高雄型の見た目といえば、なんといっても“大きな艦橋”だ。日本人としては“城郭”のような美しさも外国人が見ると「カバのような姿」となる。妙高型と比べて「容量3倍」となった理由は、砲戦水雷戦各種指揮所を高い位置に集約することと、艦隊旗艦に対応できる規模の司令部付属設備を収容するためとされている……が、そのほかにも艦の重要部分の長さを短くするため、艦橋の下4層分に煙突を組み込んでしまっているのもでかくなった理由の1つだ。

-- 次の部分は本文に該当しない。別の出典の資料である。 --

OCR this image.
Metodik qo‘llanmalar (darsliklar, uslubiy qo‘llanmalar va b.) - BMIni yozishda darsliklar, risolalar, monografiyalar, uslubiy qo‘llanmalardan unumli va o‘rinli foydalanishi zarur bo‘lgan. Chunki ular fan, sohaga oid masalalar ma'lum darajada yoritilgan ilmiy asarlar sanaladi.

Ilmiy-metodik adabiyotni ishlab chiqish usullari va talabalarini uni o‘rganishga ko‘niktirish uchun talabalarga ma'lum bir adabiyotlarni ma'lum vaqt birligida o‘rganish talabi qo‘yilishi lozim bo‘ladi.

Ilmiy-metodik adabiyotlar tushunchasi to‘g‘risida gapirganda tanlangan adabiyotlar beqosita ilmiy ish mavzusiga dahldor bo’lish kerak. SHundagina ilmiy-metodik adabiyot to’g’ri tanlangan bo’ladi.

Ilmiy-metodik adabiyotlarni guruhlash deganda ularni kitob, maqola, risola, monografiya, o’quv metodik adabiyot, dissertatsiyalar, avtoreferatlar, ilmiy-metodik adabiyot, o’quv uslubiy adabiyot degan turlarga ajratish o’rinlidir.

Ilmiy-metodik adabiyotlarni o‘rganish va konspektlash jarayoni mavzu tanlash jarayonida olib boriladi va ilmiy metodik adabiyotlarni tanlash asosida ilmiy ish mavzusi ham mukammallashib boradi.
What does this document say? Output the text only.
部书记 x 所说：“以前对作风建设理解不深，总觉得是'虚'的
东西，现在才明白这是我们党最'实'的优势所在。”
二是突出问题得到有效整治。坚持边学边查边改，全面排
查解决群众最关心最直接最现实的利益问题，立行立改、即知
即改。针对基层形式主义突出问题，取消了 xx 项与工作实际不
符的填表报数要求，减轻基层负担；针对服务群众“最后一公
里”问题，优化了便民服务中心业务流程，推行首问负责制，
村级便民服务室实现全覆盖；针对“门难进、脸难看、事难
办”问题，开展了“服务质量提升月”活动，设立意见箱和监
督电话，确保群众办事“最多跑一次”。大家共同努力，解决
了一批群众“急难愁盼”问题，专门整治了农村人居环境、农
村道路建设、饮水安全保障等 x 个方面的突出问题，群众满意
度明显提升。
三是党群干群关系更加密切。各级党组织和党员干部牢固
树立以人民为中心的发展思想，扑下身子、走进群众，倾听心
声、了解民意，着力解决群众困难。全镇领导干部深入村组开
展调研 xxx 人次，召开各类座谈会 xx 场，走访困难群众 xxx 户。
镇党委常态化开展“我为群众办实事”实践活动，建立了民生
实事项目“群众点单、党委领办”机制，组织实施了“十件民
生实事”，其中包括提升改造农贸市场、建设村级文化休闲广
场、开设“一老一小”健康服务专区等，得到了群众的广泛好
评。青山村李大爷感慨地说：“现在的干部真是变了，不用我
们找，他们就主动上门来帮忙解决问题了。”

艦橋の中に煙突があるわけで、夏の南方海域における艦橋の暑さは“気が狂いそう”になるほどで、そういう厳しい状況での演習中に、当時高雄が所属していた第4戦隊旗艦「鳥海」に乗っていた参謀長が自ら隊内無線電話を手に「高雄の艦長バカ、高雄の艦長バカ」と発信するやり取りがあったことを、当時鳥海艦橋でこの場面を目撃していた近藤太氏が手記(「海軍特務士官の記録 4等水兵から大尉までの17年間」)で紹介している。艦これの高雄が「(今度は私が)バカめ、と言って差し上げますわ!」というのは、このエピソードがベースになっている可能性が高い。
ちなみに、高雄は、同じ高雄型4姉妹と第4戦隊を編成していたが、行動をともにするのは「愛宕」だけで、たまに摩耶と組むときがあったものの、「鳥海」とはほとんど一緒に行動していない。4姉妹の全員が行動をともにした数少ない機会がレイテ沖海戦だったが、出撃翌日に高雄は愛宕と摩耶とともに潜水艦の雷撃を受けて、愛宕と摩耶は沈没、何とか助かった高雄はその後、行動不能のまま終戦まで生き残る。潜水艦の攻撃を免れた鳥海も翌々日に敵の航空攻撃で沈没してしまう。この4姉妹、実は一緒にしないほうが“なにかと”よかったのかもしれない。
高雄が経験した最も激しい海戦は、やはり愛宕とともに戦った第三次ソロモン海戦第2次戦闘だろう。この戦いで、高雄は愛宕と霧島とともに、敵戦艦「サウスダコタ」「ワシントン」と激しい砲撃戦を繰り広げた。戦闘開始時は右舷反航戦で砲雷撃を行い、霧島が戦闘不能になったあとは、反転して左舷同航戦で、戦艦2隻を撃退した。「右舷の敵艦を叩いて!」の艦これ台詞は、このときの戦闘開始時における右舷反航戦を表しているのかもしれない。